Maioria contra a PEC da Blindagem

Pesquisa mais recente de setembro, a Ipespe também revelou a ampla maioria da população contrária à Proposta de Emenda Constitucional (PEC) da Blindagem, popularmente chamada de PEC da Bandidagem. Que foi aprovada na Câmara dos Deputados no dia 17 (confira aqui) e sepultada por unanimidade na Comissão de Constituição e Justiça (CCJ) do Senado (confira aqui) na quarta (24).

 

Contra PEC e anistia nas ruas

Na Ipespe, 72% dos brasileiros são contrários à PEC, com apenas 22% favoráveis. Com o objetivo de blindar parlamentares e presidentes de partido de investigações criminais, ela gerou manifestações de repúdio no último domingo (21), também contrárias à anistia a Bolsonaro, em todas as 27 capitais do país, além de cidades do interior, como Campos.

 

Ruas de 7 e 21 de setembro

Na av. Paulista, em São Paulo, e em Copacabana, na cidade do Rio, as manifestações contra a anistia e a PEC da Blindagem tiveram público semelhante (confira aqui e aqui) aos atos que pediram a anistia a Bolsonaro em 7 de setembro. Mas superaram estes (confira aqui) em engajamento gerado nas redes sociais, território que a direita dominava desde a eleição de Bolsonaro a presidente em 2018.

 

Ulysses Guimarães, presidente da Assembleia Nacional Constituinte

PEC sepultada e anistia estreitada

A reação popular assustou o Congresso. Onde a PEC da Blindagem foi sepultada e os caminhos à anistia estreitados.

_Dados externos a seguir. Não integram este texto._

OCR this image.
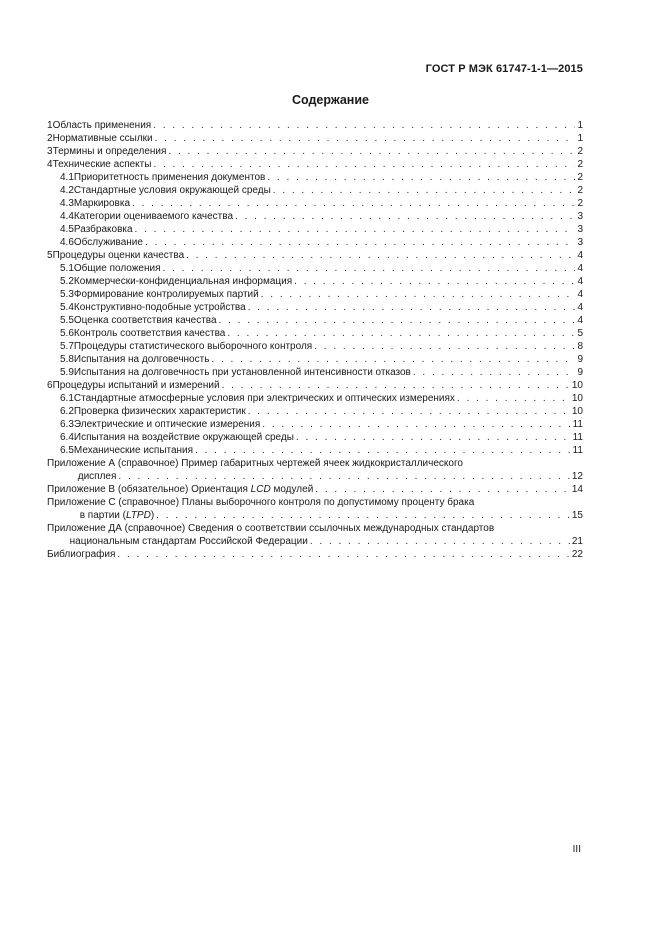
ГОСТ Р МЭК 61747-1-1—2015
Содержание
1 Область применения . . .	1
2 Нормативные ссылки . . .	1
3 Термины и определения . . .	2
4 Технические аспекты . . .	2
4.1 Приоритетность применения документов . . .	2
4.2 Стандартные условия окружающей среды . . .	2
4.3 Маркировка . . .	2
4.4 Категории оцениваемого качества . . .	3
4.5 Разбраковка . . .	3
4.6 Обслуживание . . .	3
5 Процедуры оценки качества . . .	4
5.1 Общие положения . . .	4
5.2 Коммерчески-конфиденциальная информация . . .	4
5.3 Формирование контролируемых партий . . .	4
5.4 Конструктивно-подобные устройства . . .	4
5.5 Оценка соответствия качества . . .	4
5.6 Контроль соответствия качества . . .	5
5.7 Процедуры статистического выборочного контроля . . .	8
5.8 Испытания на долговечность . . .	9
5.9 Испытания на долговечность при установленной интенсивности отказов . . .	9
6 Процедуры испытаний и измерений . . .	10
6.1 Стандартные атмосферные условия при электрических и оптических измерениях . . .	10
6.2 Проверка физических характеристик . . .	10
6.3 Электрические и оптические измерения . . .	11
6.4 Испытания на воздействие окружающей среды . . .	11
6.5 Механические испытания . . .	11
Приложение А (справочное) Пример габаритных чертежей ячеек жидкокристаллического
дисплея . . .	12
Приложение В (обязательное) Ориентация LCD модулей . . .	14
Приложение С (справочное) Планы выборочного контроля по допустимому проценту брака
в партии (LTPD) . . .	15
Приложение ДА (справочное) Сведения о соответствии ссылочных международных стандартов
национальным стандартам Российской Федерации . . .	21
Библиография . . .	22
III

Hoje, o objetivo real desta é tentar diminuir a pena de Bolsonaro. Presidente da Assembleia Nacional que pariu a Constituição Federal de 1988, Ulysses Guimarães advertia: “A única coisa que mete medo em político é o povo na rua”.

 

Cientista político Antonio Lavareda, diretor do Ipespe

Leitura do Lavareda

“A pesquisa (Ipespe) ajuda a entender a dimensão que os atos do domingo, 21, alcançaram. Há muito não se via um rechaço tão contundente da opinião pública a uma iniciativa da Câmara Federal, que se colocou na contramão do sentimento da sociedade”, resumiu o cientista político Antônio Lavareda, diretor do Ipespe.

 

 

Publicado hoje na Folha da Manhã.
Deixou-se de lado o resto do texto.